Yes, but not as fanatic as a few years ago. Nowadays I also immerse myself in classical music and especially the violin has my special attention. When I had to do the solo for 'Gates Of Babylon', I wrote the accompaniment part entirely for violins. With those schedules in front of me I played that solo and it went so well, that particular solo is the very best I have ever played. But we were talking about medieval music: I especially became very interested in the whole of life at that time. That fascinates me enormously.

- Would you like to have lived in that time?

I lived in that time. Between 1450 and 1550 I played the lute at the Russian court. How do I know?

I often do sťances to talk to people of the time and friends of mine who wanted to do that at some point have discovered it for me.
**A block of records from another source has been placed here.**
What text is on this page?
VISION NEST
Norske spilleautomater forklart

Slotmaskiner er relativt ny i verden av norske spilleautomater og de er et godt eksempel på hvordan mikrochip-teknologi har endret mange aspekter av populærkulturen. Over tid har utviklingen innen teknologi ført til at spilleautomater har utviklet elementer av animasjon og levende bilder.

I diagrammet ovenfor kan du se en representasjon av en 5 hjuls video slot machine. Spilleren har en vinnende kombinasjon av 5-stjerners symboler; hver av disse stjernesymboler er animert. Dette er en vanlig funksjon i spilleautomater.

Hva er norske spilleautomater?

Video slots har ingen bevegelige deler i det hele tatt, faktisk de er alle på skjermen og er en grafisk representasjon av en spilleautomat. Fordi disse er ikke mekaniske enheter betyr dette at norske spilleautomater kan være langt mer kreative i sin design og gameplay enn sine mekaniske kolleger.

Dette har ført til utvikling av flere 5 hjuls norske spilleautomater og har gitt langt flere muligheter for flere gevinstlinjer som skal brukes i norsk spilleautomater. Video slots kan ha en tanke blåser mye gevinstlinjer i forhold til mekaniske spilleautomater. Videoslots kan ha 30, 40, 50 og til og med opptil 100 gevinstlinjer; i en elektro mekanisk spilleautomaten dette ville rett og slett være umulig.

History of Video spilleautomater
The only bad thing is that during that time I also killed a few people and since those friends know that they have become a lot more careful with me.

- Do you listen to other hard rock groups at home?

No, hardly ever. I sometimes hear something on the radio, but at home I only play classical music. I also play Abba often, because I think that's a perfect pop group. That music is so well composed that it is pretty much the best for me in the pop area. But in fact only classical music has any value to me, because compared to that, my own music is mostly rubbish. A few things can go on with it, but compared to some classical music most of what I do is just a waste of time.

- Name a few things from your musical career that can go on.

I like 'Highway Star', most of the LP "Machine Head", some songs from "In Rock", 'Catch The Rainbow'... um, I like 'Mary Long' too, and of course 'Stargazer' and 'Gates Of Babylon'. And also a new song that we just recorded for the b-side of 'All Night Long', 'Weissheim'. It is an instrumental track and I am very satisfied with it. But that's about it; the rest is in fact not worth it. It is actually not good at all that music is recorded on records. They are those snapshots that you later think you should have done very differently. I think the fact that records are made is the biggest obstacle to the development of rock music.